4 de abril de 2016 - 17:45

ZPE CEARÁ recebe visita de comitiva da China

O secretário de Assuntos Internacionais do Governo do Estado, Antônio Balhmann, o presidente da ZPE CEARÁ, Mário Lima Júnior e os diretores da Companhia receberam hoje, pela manhã, na sede da estatal, em Pecém, a visita de uma comitiva da província de Fujian (China). 

A comitiva foi formada pelo vice governador da Província de Fujian, Huang Qiyu; pelo diretor geral de Recursos Hídricos de Fujian, You Mengjun; pelo secretario do vice-governador, Xie Qinghua; pela chefe de assuntos de comércio exterior do governo da província de Fujian, Yin Dan; pela consul geral da China, em Recife, Li Feiyue e pela vice Consul da China, em Recife, Zhang Re.

Na ocasião, Balhmann ressaltou o acordo Brasil-China que inclui a instalação de uma planta petroquímica na ZPE CEARÁ como uma das prioridades dos dois países.

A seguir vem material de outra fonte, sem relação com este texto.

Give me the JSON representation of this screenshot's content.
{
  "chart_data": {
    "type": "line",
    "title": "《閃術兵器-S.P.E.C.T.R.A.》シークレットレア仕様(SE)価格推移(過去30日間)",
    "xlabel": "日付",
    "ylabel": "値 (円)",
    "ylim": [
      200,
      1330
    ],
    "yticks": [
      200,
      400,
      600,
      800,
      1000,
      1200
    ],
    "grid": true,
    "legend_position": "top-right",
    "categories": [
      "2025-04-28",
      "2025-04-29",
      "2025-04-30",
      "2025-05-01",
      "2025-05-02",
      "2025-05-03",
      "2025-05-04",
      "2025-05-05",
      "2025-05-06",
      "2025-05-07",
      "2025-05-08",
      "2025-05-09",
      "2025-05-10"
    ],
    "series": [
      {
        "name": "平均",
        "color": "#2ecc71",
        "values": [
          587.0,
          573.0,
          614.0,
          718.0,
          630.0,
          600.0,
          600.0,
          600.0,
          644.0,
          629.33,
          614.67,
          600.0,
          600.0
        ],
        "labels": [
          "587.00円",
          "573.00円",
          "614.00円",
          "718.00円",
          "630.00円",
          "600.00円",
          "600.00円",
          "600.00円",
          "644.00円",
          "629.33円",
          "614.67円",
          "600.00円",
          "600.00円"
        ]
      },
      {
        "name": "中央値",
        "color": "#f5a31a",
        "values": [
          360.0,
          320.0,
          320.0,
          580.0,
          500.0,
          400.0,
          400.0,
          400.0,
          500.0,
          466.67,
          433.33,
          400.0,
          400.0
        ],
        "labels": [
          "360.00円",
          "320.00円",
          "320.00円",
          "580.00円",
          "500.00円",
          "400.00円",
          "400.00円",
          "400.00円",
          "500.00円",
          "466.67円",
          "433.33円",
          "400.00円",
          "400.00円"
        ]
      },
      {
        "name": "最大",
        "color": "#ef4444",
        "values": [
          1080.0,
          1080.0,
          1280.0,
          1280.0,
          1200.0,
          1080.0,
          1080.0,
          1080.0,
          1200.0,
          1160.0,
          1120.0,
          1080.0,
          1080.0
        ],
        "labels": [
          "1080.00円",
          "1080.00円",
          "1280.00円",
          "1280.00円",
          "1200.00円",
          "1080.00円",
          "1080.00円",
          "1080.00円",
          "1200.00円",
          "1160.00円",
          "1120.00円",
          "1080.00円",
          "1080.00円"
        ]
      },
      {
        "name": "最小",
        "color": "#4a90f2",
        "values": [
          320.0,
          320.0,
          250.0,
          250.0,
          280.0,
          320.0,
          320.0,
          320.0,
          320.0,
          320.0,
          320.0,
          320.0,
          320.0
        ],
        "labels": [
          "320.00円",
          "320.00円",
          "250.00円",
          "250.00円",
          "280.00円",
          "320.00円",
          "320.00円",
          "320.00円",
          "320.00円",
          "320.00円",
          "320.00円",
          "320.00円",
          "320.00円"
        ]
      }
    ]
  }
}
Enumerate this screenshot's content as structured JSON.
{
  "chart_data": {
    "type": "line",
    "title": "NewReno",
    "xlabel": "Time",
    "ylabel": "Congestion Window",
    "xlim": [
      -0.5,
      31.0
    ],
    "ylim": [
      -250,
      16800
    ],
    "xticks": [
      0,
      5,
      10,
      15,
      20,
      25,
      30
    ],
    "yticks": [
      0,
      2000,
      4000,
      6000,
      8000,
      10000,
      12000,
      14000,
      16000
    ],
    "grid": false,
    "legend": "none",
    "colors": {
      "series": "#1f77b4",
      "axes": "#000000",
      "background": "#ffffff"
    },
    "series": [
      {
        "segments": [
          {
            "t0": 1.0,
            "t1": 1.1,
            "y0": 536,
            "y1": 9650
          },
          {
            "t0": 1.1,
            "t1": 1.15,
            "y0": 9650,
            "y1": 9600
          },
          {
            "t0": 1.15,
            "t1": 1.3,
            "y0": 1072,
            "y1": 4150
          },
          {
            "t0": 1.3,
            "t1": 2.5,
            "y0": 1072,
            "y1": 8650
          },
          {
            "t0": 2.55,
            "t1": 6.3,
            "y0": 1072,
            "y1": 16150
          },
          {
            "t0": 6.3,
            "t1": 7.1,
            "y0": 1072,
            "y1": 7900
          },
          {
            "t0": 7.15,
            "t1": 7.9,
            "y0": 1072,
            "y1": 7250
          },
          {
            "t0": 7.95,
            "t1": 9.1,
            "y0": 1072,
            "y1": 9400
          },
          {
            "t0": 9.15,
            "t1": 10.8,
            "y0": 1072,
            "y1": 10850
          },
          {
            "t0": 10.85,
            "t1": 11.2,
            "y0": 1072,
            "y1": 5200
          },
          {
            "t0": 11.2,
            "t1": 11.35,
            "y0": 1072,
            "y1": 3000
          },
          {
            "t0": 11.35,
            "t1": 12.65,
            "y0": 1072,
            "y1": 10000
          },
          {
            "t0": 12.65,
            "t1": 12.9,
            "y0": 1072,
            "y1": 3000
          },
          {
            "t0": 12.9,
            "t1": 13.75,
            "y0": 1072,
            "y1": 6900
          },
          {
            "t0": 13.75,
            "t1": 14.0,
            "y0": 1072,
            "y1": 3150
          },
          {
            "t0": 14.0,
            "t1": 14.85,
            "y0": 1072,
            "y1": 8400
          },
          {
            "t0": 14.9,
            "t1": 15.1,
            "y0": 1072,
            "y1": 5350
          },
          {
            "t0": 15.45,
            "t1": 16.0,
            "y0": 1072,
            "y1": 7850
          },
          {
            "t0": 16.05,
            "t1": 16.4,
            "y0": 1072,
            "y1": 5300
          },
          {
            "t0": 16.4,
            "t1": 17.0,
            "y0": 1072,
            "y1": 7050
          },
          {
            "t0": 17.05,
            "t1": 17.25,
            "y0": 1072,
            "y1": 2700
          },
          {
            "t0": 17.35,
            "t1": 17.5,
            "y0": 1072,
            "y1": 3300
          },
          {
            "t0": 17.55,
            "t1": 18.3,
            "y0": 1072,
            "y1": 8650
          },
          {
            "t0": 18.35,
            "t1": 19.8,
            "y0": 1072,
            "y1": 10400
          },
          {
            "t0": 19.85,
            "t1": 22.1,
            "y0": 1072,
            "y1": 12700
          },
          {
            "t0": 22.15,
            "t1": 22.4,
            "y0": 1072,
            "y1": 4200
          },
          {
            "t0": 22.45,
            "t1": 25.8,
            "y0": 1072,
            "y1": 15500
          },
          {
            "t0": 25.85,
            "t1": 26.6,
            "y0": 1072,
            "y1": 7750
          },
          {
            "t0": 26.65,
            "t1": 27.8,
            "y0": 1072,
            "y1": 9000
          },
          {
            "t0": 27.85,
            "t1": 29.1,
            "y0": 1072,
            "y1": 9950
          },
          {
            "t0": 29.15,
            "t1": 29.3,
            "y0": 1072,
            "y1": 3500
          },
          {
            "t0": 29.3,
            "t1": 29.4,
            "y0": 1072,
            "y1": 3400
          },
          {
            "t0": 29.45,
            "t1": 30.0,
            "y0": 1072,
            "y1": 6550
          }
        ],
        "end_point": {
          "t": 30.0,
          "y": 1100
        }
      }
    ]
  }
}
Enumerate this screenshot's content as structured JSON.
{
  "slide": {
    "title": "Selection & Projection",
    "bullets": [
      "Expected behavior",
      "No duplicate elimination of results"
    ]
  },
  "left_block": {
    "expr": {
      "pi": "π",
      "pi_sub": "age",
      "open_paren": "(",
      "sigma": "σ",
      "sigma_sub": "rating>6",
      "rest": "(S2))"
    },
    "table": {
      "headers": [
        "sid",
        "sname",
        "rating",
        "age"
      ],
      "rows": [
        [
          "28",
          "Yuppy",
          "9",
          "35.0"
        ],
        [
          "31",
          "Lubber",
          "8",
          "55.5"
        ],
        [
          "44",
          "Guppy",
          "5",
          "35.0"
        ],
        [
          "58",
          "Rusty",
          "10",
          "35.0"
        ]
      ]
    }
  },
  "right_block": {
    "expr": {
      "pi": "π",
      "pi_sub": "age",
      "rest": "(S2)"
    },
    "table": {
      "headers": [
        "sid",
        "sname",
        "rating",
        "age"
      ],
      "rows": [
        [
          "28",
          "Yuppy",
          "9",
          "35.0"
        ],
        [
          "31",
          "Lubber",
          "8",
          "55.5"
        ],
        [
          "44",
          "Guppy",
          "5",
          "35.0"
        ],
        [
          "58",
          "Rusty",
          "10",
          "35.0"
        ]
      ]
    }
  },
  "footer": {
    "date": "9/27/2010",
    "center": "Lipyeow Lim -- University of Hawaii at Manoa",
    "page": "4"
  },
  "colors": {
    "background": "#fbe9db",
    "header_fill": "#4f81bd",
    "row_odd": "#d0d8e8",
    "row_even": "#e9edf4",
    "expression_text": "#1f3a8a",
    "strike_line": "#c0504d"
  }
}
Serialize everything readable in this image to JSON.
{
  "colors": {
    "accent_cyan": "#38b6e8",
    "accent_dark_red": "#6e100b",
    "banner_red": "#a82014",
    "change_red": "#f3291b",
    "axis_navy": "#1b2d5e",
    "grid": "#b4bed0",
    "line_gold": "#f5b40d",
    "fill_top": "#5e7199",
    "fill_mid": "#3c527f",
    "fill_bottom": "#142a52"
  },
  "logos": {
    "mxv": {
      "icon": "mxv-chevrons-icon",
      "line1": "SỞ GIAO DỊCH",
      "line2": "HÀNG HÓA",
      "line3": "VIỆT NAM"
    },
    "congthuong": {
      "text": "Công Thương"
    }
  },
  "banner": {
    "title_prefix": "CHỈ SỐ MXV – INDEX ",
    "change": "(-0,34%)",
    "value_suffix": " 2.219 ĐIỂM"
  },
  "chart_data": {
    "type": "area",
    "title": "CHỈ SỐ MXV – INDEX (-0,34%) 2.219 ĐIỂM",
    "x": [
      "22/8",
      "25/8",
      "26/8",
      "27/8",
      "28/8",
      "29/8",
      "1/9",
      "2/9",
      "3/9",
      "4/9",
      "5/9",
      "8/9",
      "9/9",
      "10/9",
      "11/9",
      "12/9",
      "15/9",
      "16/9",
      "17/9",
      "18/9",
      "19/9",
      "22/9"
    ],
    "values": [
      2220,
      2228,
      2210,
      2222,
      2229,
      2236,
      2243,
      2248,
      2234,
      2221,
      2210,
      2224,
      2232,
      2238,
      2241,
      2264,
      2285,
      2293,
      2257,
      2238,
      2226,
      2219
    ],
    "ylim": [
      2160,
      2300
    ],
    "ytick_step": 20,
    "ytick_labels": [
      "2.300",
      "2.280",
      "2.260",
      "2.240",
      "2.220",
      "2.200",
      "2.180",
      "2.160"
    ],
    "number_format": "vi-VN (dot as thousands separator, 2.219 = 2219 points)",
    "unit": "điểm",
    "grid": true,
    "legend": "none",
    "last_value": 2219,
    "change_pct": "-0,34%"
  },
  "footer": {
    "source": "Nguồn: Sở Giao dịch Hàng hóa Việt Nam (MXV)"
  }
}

Ele destacou ainda a captação de uma montadora para a ZPE CEARÁ. “O Governo do Estado está enviando, neste mês de abril, uma proposta para o governo chinês para podermos avançar nas negociações com a montadora”, revelou.

Conforme Balhmann, a ZPE CEARÁ pretende atrair investimentos em diversas áreas, dentre elas pedras ornamentais e calçados, visando o mercado americano; componentes para a indústria de petróleo, visando a América Latina, por meio de empresas chinesas e autopeças.

O presidente da ZPE CEARÁ, Mário Lima Júnior, lembrou que além dos benefícios fiscais, administrativos e cambiais oferecidos para as empresas que se instalarem na área da estatal, o Complexo Industrial e Portuário do Pecém (CIPP), onde funciona a ZPE CEARÁ, oferece uma excelente infraestrutura com água, energia, mão de obra qualificada e transporte, incluindo rodovia, ferrovia e porto.

Mário disse ainda que o Porto do Pecém é um dos melhores portos brasileiros em infraestrutura, com áreas de até 18 metros de profundidade e capacidade para receber navios de até 150 mil toneladas, movimentando anualmente cerca de 13 milhões de toneladas. “A navegação para o continente asiático hoje é feita pela África. A partir de 2017, ela passará a ser feita pelo Canal do Panamá, reduzindo de forma significativa o tempo de deslocamento”, concluiu.